Mirbeau a écrit Les affaires sont les affaires en 1903. S'agit-il d'une pièce ancrée dans le XIXe ou dans le XXe siècle ?
Comme Octave Mirbeau lui-même, cette pièce a un pied dans chacun de ces siècles. Elle plonge en effet ses racines dans le XIXe tout en portant un regard étonnamment visionnaire sur le XXe, mais aussi sur le début du XXIe. Mirbeau est un auteur engagé, polémiste, un homme profondément en phase avec son temps : le temps de l'accélération du temps, le temps d'une France qui, après le drame de la Commune, bascule définitivement dans l'industrialisation et la financiarisation.
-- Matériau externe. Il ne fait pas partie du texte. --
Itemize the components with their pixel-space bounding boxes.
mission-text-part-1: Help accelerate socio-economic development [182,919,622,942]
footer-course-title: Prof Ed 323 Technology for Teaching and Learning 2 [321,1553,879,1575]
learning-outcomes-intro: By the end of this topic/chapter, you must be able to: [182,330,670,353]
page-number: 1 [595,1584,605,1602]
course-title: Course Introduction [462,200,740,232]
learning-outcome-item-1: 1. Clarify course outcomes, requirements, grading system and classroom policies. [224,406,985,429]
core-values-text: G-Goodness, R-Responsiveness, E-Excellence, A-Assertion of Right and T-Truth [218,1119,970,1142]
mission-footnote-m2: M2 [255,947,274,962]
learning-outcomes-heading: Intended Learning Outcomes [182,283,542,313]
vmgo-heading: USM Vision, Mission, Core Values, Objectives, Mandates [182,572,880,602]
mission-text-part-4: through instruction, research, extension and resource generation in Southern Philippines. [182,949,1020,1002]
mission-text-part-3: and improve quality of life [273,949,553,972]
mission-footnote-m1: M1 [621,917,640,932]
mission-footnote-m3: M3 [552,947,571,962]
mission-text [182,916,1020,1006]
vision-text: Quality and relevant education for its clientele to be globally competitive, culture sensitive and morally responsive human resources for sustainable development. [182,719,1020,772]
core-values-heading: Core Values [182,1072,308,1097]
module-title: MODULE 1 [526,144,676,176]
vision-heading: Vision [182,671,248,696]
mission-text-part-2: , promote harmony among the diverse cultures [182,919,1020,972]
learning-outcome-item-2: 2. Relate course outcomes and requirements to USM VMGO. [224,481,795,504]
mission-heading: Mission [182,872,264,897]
Son parcours idéologique est captivant : après avoir adhéré aux thèses d'extrême droite dans lesquelles baignait sa culture familiale, Mirbeau devient pro-anarchiste. Il s'est ainsi affirmé, au fil des ans, comme l'un des grands esprits de son temps, un esprit éclairé qui a pris le parti du capitaine Dreyfus et soutenu Émile Zola lors de l'affaire du "J'accuse", qui a toujours soutenu les avant-gardes picturales contre les mouvements académiques, qui a
révélé l'œuvre de Maurice
Maeterlinck en France...

Dans cette pièce, Octave Mirbeau stigmatise le pouvoir croissant de l'argent...
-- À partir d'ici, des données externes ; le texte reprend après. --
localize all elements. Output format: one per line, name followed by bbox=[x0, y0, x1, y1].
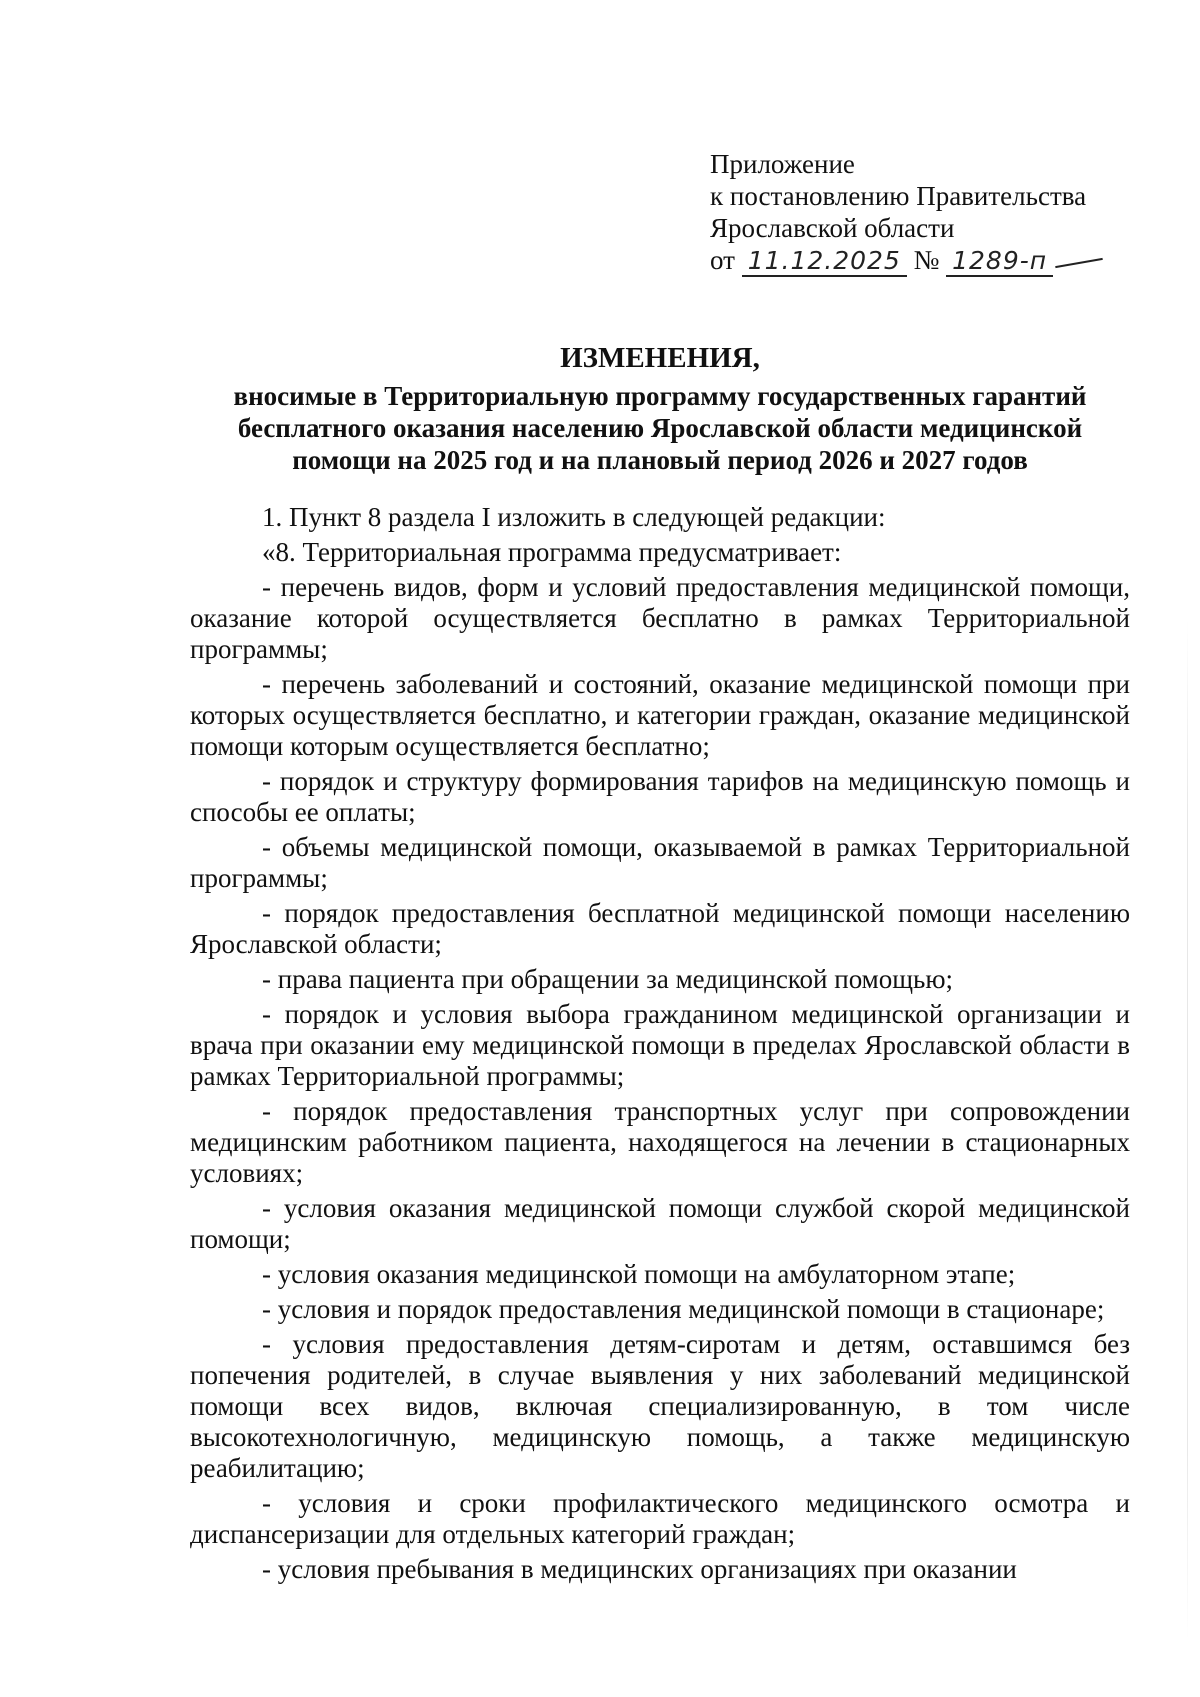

Oui, il dénonce l'affairisme. En 1903, il pressent que le monde des banquiers et des affaires va très vite prendre le pouvoir sur le monde de la politique. Il dénonce la violence et l'oppression que le règne de l'argent fait peser sur l'individu, dit des choses extrêmement fortes sur les libertés bafouées, les désirs inassouvis, la séparation de l'Église et de l'État, l'émancipation féminine... Isidore Lechat, le personnage central de cette pièce, est un homme d'affaires riche à millions, un entrepreneur et patron de presse dont l'existence est soumise à une quête effrénée d'enrichissement. En une journée, il assiste à l'effondrement de sa cellule familiale. Il s'agit d'une comédie à l'humour très féroce, très provocateur, très noir, dont les thèmes résonnent très fortement aujourd'hui.
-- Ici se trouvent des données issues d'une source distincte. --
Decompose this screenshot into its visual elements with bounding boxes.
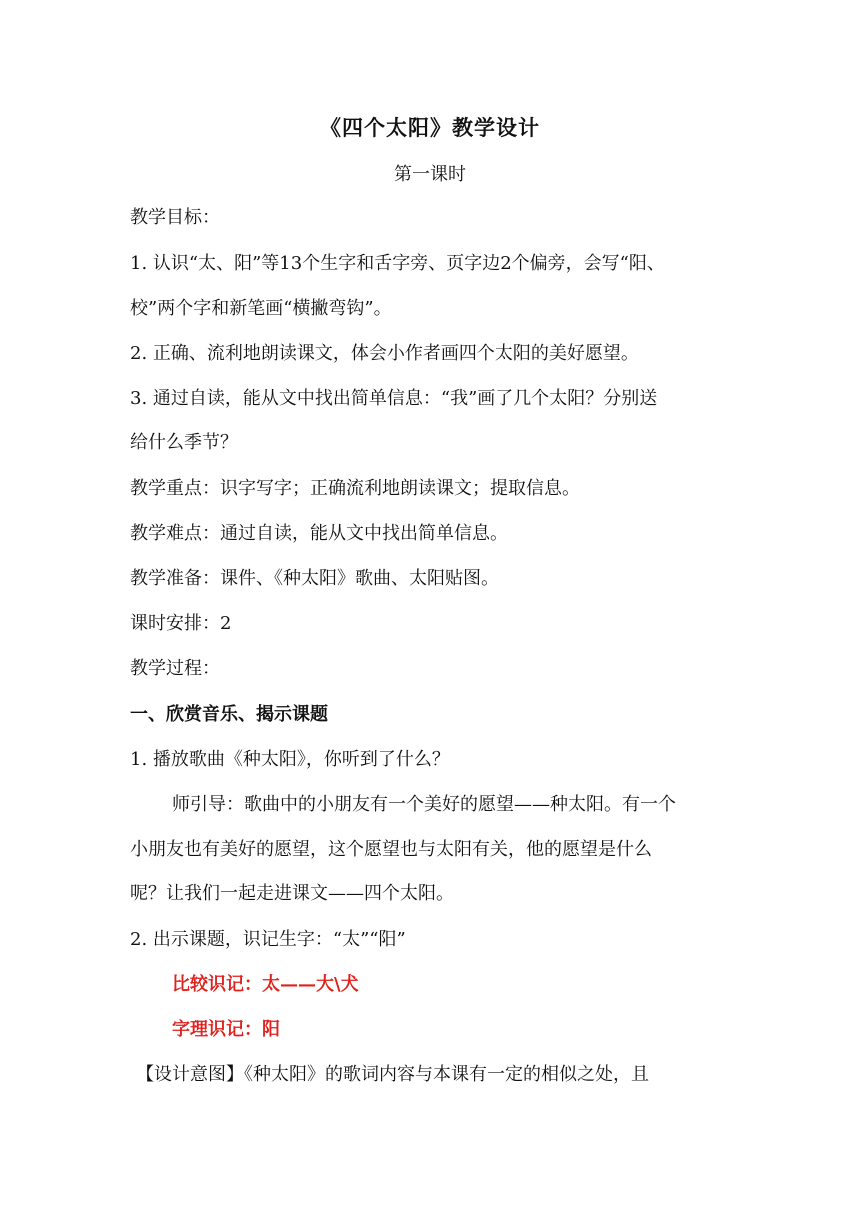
teacher-guide-line-3: 呢？让我们一起走进课文——四个太阳。 — [130, 883, 454, 904]
objective-3-line-2: 给什么季节？ — [130, 432, 238, 453]
step-2: 2. 出示课题，识记生字：“太”“阳” — [130, 929, 406, 950]
design-intent: 【设计意图】《种太阳》的歌词内容与本课有一定的相似之处，且 — [136, 1064, 649, 1085]
teacher-guide-line-1: 师引导：歌曲中的小朋友有一个美好的愿望——种太阳。有一个 — [172, 794, 676, 815]
comparison-note: 比较识记：太——大\犬 — [172, 974, 359, 995]
lesson-subtitle: 第一课时 — [394, 164, 466, 185]
objective-3-line-1: 3. 通过自读，能从文中找出简单信息：“我”画了几个太阳？分别送 — [130, 388, 658, 409]
step-1: 1. 播放歌曲《种太阳》，你听到了什么？ — [130, 749, 450, 770]
objectives-heading: 教学目标： — [130, 207, 220, 228]
teaching-preparation: 教学准备：课件、《种太阳》歌曲、太阳贴图。 — [130, 568, 499, 589]
teaching-difficulty: 教学难点：通过自读，能从文中找出简单信息。 — [130, 523, 508, 544]
class-hours: 课时安排：2 — [130, 613, 232, 634]
document-title: 《四个太阳》教学设计 — [320, 115, 540, 140]
section-1-heading: 一、欣赏音乐、揭示课题 — [130, 704, 328, 725]
objective-1-line-2: 校”两个字和新笔画“横撇弯钩”。 — [130, 298, 392, 319]
character-logic-note: 字理识记：阳 — [172, 1019, 280, 1040]
objective-2: 2. 正确、流利地朗读课文，体会小作者画四个太阳的美好愿望。 — [130, 343, 639, 364]
process-heading: 教学过程： — [130, 658, 220, 679]
teacher-guide-line-2: 小朋友也有美好的愿望，这个愿望也与太阳有关，他的愿望是什么 — [130, 839, 652, 860]
teaching-focus: 教学重点：识字写字；正确流利地朗读课文；提取信息。 — [130, 478, 580, 499]
objective-1-line-1: 1. 认识“太、阳”等13个生字和舌字旁、页字边2个偏旁，会写“阳、 — [130, 253, 665, 274]
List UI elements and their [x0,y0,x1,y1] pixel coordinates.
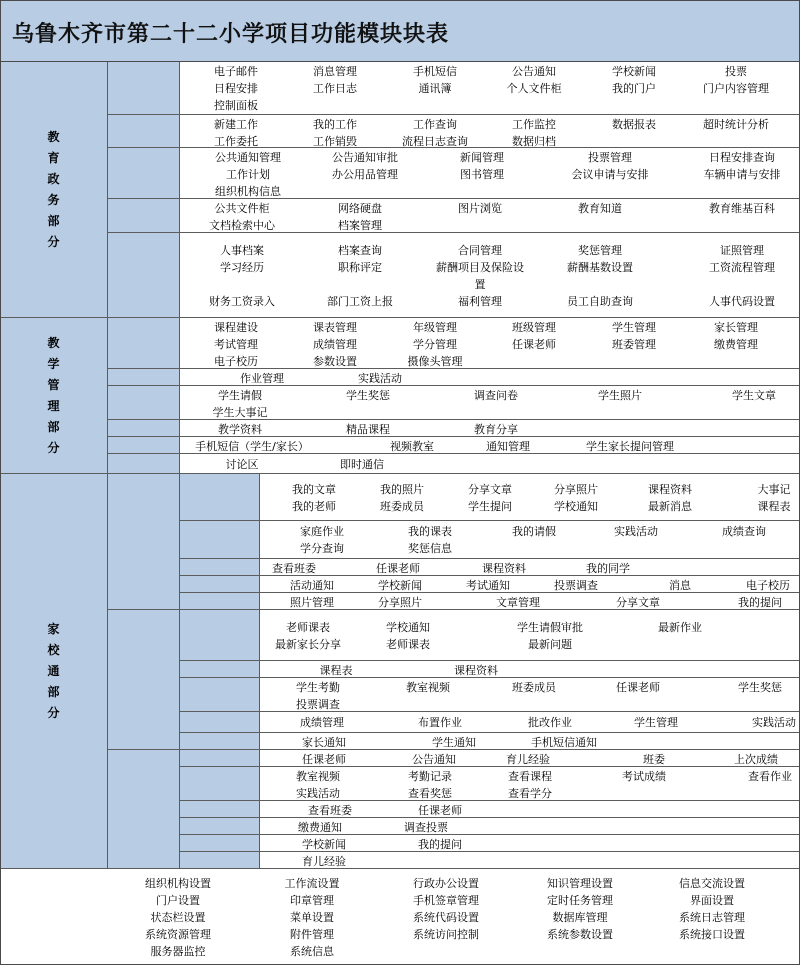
module-item[interactable]: 育儿经验 [506,753,550,766]
module-item[interactable]: 员工自助查询 [567,294,633,308]
items-cell [260,801,800,818]
module-item[interactable]: 家长管理 [714,321,758,334]
module-item[interactable]: 照片管理 [290,596,334,609]
module-item[interactable]: 置 [474,277,486,291]
module-item[interactable]: 上次成绩 [734,753,778,766]
module-item[interactable]: 我的文章 [292,482,336,496]
category-label [108,454,180,474]
items-cell [260,610,800,661]
category-label [108,233,180,318]
category-label [108,318,180,369]
module-item[interactable]: 电子校历 [214,355,258,368]
items-cell [180,437,800,454]
module-item[interactable]: 学校新闻 [378,579,422,592]
module-item[interactable]: 任课老师 [302,753,346,766]
module-item[interactable]: 缴费管理 [714,338,758,351]
module-item[interactable]: 最新消息 [648,499,692,513]
module-item[interactable]: 学校通知 [554,499,598,513]
module-item[interactable]: 网络硬盘 [338,202,382,215]
category-label [108,199,180,233]
module-item[interactable]: 教室视频 [296,770,340,783]
module-item[interactable]: 系统代码设置 [413,910,479,924]
module-item[interactable]: 档案查询 [338,243,382,257]
category-label [108,420,180,437]
module-item[interactable]: 考试通知 [466,579,510,592]
module-item[interactable]: 育儿经验 [302,855,346,868]
module-item[interactable]: 分享照片 [378,596,422,609]
module-item[interactable]: 数据归档 [512,135,556,148]
module-item[interactable]: 职称评定 [338,260,382,274]
module-item[interactable]: 学生奖惩 [738,681,782,694]
module-item[interactable]: 成绩管理 [300,716,344,729]
category-label [108,115,180,148]
module-item[interactable]: 学生奖惩 [346,389,390,402]
items-cell [260,661,800,678]
module-item[interactable]: 参数设置 [313,355,357,368]
section-label: 教学管理部分 [0,318,108,474]
module-item[interactable]: 附件管理 [290,927,334,941]
module-item[interactable]: 学习经历 [220,260,264,274]
module-item[interactable]: 手机短信 [413,65,457,78]
module-item[interactable]: 服务器监控 [150,944,206,958]
module-item[interactable]: 缴费通知 [298,821,342,834]
module-item[interactable]: 福利管理 [458,294,502,308]
category-label [108,62,180,115]
module-item[interactable]: 考勤记录 [408,770,452,783]
module-item[interactable]: 系统接口设置 [679,927,745,941]
category-label [108,437,180,454]
module-item[interactable]: 查看班委 [308,804,352,817]
module-item[interactable]: 任课老师 [376,562,420,575]
module-item[interactable]: 班委成员 [380,499,424,513]
module-item[interactable]: 公共文件柜 [214,202,270,215]
module-item[interactable]: 财务工资录入 [209,294,275,308]
module-item[interactable]: 教育分享 [474,423,518,436]
module-item[interactable]: 我的请假 [512,525,556,538]
module-item[interactable]: 学生通知 [432,736,476,749]
module-item[interactable]: 查看奖惩 [408,787,452,800]
module-item[interactable]: 系统信息 [290,944,334,958]
module-item[interactable]: 工作日志 [313,82,357,95]
module-item[interactable]: 我的提问 [418,838,462,851]
items-cell [180,62,800,115]
module-item[interactable]: 人事代码设置 [709,294,775,308]
module-item[interactable]: 工作销毁 [313,135,357,148]
module-item[interactable]: 车辆申请与安排 [703,168,781,181]
category-label [180,474,260,521]
module-item[interactable]: 活动通知 [290,579,334,592]
module-item[interactable]: 实践活动 [296,787,340,800]
items-cell [260,712,800,733]
category-label [180,678,260,712]
category-label [180,767,260,801]
module-item[interactable]: 学校通知 [386,620,430,634]
module-item[interactable]: 行政办公设置 [413,876,479,890]
module-item[interactable]: 课程资料 [454,664,498,677]
module-item[interactable]: 学分查询 [300,542,344,555]
module-item[interactable]: 教育维基百科 [709,202,775,215]
module-item[interactable]: 任课老师 [512,338,556,351]
module-item[interactable]: 实践活动 [752,716,796,729]
category-label [108,369,180,386]
items-cell [180,454,800,474]
module-item[interactable]: 学生提问 [468,499,512,513]
module-item[interactable]: 任课老师 [616,681,660,694]
module-item[interactable]: 奖惩信息 [408,542,452,555]
section-label [0,869,108,965]
module-item[interactable]: 合同管理 [458,243,502,257]
module-item[interactable]: 公告通知 [512,65,556,78]
module-item[interactable]: 菜单设置 [290,910,334,924]
module-item[interactable]: 我的工作 [313,118,357,131]
items-cell [260,593,800,610]
module-item[interactable]: 学生管理 [634,716,678,729]
module-item[interactable]: 老师课表 [286,620,330,634]
module-item[interactable]: 工作查询 [413,118,457,131]
module-item[interactable]: 学生大事记 [212,406,268,419]
module-item[interactable]: 学生管理 [612,321,656,334]
module-item[interactable]: 学生照片 [598,389,642,402]
module-item[interactable]: 公共通知管理 [215,151,281,164]
module-item[interactable]: 教学资料 [218,423,262,436]
category-label [180,750,260,767]
module-item[interactable]: 考试管理 [214,338,258,351]
module-item[interactable]: 手机短信（学生/家长） [195,440,309,453]
module-item[interactable]: 门户设置 [156,893,200,907]
module-item[interactable]: 成绩查询 [722,525,766,538]
module-item[interactable]: 我的提问 [738,596,782,609]
module-item[interactable]: 系统日志管理 [679,910,745,924]
items-cell [180,318,800,369]
module-item[interactable]: 通知管理 [486,440,530,453]
module-item[interactable]: 课表管理 [313,321,357,334]
module-item[interactable]: 成绩管理 [313,338,357,351]
module-item[interactable]: 我的门户 [612,82,656,95]
items-cell [260,559,800,576]
category-label [180,733,260,750]
module-item[interactable]: 学生文章 [732,389,776,402]
module-item[interactable]: 分享文章 [468,482,512,496]
module-item[interactable]: 证照管理 [720,243,764,257]
module-item[interactable]: 实践活动 [358,372,402,385]
table-title: 乌鲁木齐市第二十二小学项目功能模块块表 [12,22,450,47]
module-item[interactable]: 投票调查 [296,698,340,711]
section-label: 教育政务部分 [0,62,108,318]
module-item[interactable]: 讨论区 [225,457,259,471]
module-item[interactable]: 我的老师 [292,499,336,513]
module-item[interactable]: 组织机构信息 [215,185,281,198]
module-item[interactable]: 工资流程管理 [709,260,775,274]
module-item[interactable]: 课程资料 [648,482,692,496]
module-item[interactable]: 工作监控 [512,118,556,131]
category-label [180,712,260,733]
category-label [180,576,260,593]
module-item[interactable]: 查看课程 [508,770,552,783]
module-item[interactable]: 家长通知 [302,736,346,749]
module-item[interactable]: 摄像头管理 [407,355,463,368]
module-item[interactable]: 超时统计分析 [703,118,769,131]
module-item[interactable]: 查看学分 [508,787,552,800]
module-item[interactable]: 分享文章 [616,596,660,609]
module-item[interactable]: 调查投票 [404,821,448,834]
module-item[interactable]: 控制面板 [214,99,258,112]
module-item[interactable]: 系统访问控制 [413,927,479,941]
module-item[interactable]: 任课老师 [418,804,462,817]
module-item[interactable]: 年级管理 [413,321,457,334]
module-item[interactable]: 学生请假审批 [517,620,583,634]
module-item[interactable]: 数据库管理 [552,910,608,924]
module-item[interactable]: 图书管理 [460,168,504,181]
module-item[interactable]: 大事记 [757,482,791,496]
group-label [108,610,180,750]
module-item[interactable]: 分享照片 [554,482,598,496]
category-label [180,818,260,835]
items-cell [260,852,800,869]
module-item[interactable]: 门户内容管理 [703,82,769,95]
module-item[interactable]: 我的照片 [380,482,424,496]
module-item[interactable]: 奖惩管理 [578,243,622,257]
module-item[interactable]: 电子邮件 [214,65,258,78]
module-item[interactable]: 部门工资上报 [327,294,393,308]
section-label: 家校通部分 [0,474,108,869]
module-item[interactable]: 新闻管理 [460,151,504,164]
module-item[interactable]: 定时任务管理 [547,893,613,907]
module-item[interactable]: 界面设置 [690,893,734,907]
module-item[interactable]: 办公用品管理 [332,168,398,181]
module-item[interactable]: 工作流设置 [284,876,340,890]
module-item[interactable]: 老师课表 [386,637,430,651]
module-item[interactable]: 学分管理 [413,338,457,351]
category-label [180,559,260,576]
module-item[interactable]: 印章管理 [290,893,334,907]
module-item[interactable]: 薪酬基数设置 [567,260,633,274]
module-item[interactable]: 教育知道 [578,202,622,215]
category-label [180,610,260,661]
items-cell [260,733,800,750]
module-item[interactable]: 最新问题 [528,637,572,651]
module-item[interactable]: 课程表 [319,664,353,677]
module-item[interactable]: 日程安排查询 [709,151,775,164]
category-label [180,593,260,610]
module-item[interactable]: 最新作业 [658,620,702,634]
module-item[interactable]: 信息交流设置 [679,876,745,890]
module-item[interactable]: 课程表 [757,499,791,513]
items-cell [260,521,800,559]
module-item[interactable]: 消息管理 [313,65,357,78]
items-cell [108,869,800,965]
items-cell [260,835,800,852]
module-item[interactable]: 班委成员 [512,681,556,694]
module-item[interactable]: 投票调查 [554,579,598,592]
module-item[interactable]: 视频教室 [390,440,434,453]
module-item[interactable]: 文章管理 [496,596,540,609]
items-cell [180,115,800,148]
module-item[interactable]: 班委 [643,753,665,766]
module-item[interactable]: 班委管理 [612,338,656,351]
module-item[interactable]: 作业管理 [240,372,284,385]
module-item[interactable]: 家庭作业 [300,525,344,538]
category-label [108,148,180,199]
module-item[interactable]: 图片浏览 [458,202,502,215]
module-item[interactable]: 我的课表 [408,525,452,538]
category-label [180,835,260,852]
module-item[interactable]: 教室视频 [406,681,450,694]
module-item[interactable]: 公告通知 [412,753,456,766]
module-item[interactable]: 电子校历 [746,579,790,592]
module-item[interactable]: 批改作业 [528,716,572,729]
module-item[interactable]: 工作计划 [226,168,270,181]
module-item[interactable]: 工作委托 [214,135,258,148]
group-label [108,750,180,869]
module-item[interactable]: 日程安排 [214,82,258,95]
module-item[interactable]: 档案管理 [338,219,382,232]
category-label [180,852,260,869]
module-item[interactable]: 会议申请与安排 [571,168,649,181]
module-item[interactable]: 公告通知审批 [332,151,398,164]
module-item[interactable]: 实践活动 [614,525,658,538]
category-label [180,661,260,678]
module-item[interactable]: 考试成绩 [622,770,666,783]
module-item[interactable]: 组织机构设置 [145,876,211,890]
items-cell [260,750,800,767]
items-cell [180,420,800,437]
module-item[interactable]: 文档检索中心 [209,219,275,232]
module-item[interactable]: 通讯簿 [418,82,452,95]
category-label [180,521,260,559]
module-item[interactable]: 投票 [725,65,747,78]
module-item[interactable]: 最新家长分享 [275,637,341,651]
module-item[interactable]: 布置作业 [418,716,462,729]
module-item[interactable]: 学校新闻 [612,65,656,78]
module-item[interactable]: 班级管理 [512,321,556,334]
items-cell [260,818,800,835]
module-item[interactable]: 我的同学 [586,562,630,575]
module-item[interactable]: 手机短信通知 [531,736,597,749]
module-item[interactable]: 学校新闻 [302,838,346,851]
module-item[interactable]: 课程建设 [214,321,258,334]
module-item[interactable]: 查看作业 [748,770,792,783]
category-label [108,386,180,420]
module-item[interactable]: 精品课程 [346,423,390,436]
module-item[interactable]: 系统资源管理 [145,927,211,941]
module-item[interactable]: 系统参数设置 [547,927,613,941]
group-label [108,474,180,610]
module-item[interactable]: 薪酬项目及保险设 [436,260,524,274]
module-item[interactable]: 状态栏设置 [150,910,206,924]
module-item[interactable]: 学生家长提问管理 [586,440,674,453]
items-cell [180,369,800,386]
module-item[interactable]: 调查问卷 [474,389,518,402]
items-cell [180,148,800,199]
module-item[interactable]: 学生请假 [218,389,262,402]
items-cell [260,474,800,521]
items-cell [180,386,800,420]
module-item[interactable]: 知识管理设置 [547,876,613,890]
items-cell [260,576,800,593]
module-item[interactable]: 流程日志查询 [402,135,468,148]
module-item[interactable]: 数据报表 [612,118,656,131]
items-cell [260,767,800,801]
module-item[interactable]: 课程资料 [482,562,526,575]
module-item[interactable]: 人事档案 [220,243,264,257]
module-item[interactable]: 即时通信 [340,457,384,471]
items-cell [180,199,800,233]
module-item[interactable]: 投票管理 [588,151,632,164]
module-item[interactable]: 消息 [669,579,691,592]
module-item[interactable]: 手机签章管理 [413,893,479,907]
module-item[interactable]: 新建工作 [214,118,258,131]
module-item[interactable]: 学生考勤 [296,681,340,694]
items-cell [180,233,800,318]
module-item[interactable]: 查看班委 [272,562,316,575]
category-label [180,801,260,818]
items-cell [260,678,800,712]
module-item[interactable]: 个人文件柜 [506,82,562,95]
table-title-bar [0,0,800,62]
Avez-vous décidé de mettre en scène ce texte dans l'époque de son écriture ?
Non. Cette pièce n'appartient pas seulement au tout début du XXe siècle, elle parle aussi d'avant et d'après cette période. J'ai souhaité la rapprocher de nous pour en faire entendre toute la modernité, pour éclairer de la façon la plus ample possible son avant-gardisme. Ce qui ne veut pas dire que j'ai procédé à une actualisation banalement réaliste. J'ai cherché, au contraire, à représenter un monde correspondant à un XXIe siècle imaginaire, un monde déréalisé qui sonde toute la profondeur, toutes les dimensions de cette écriture.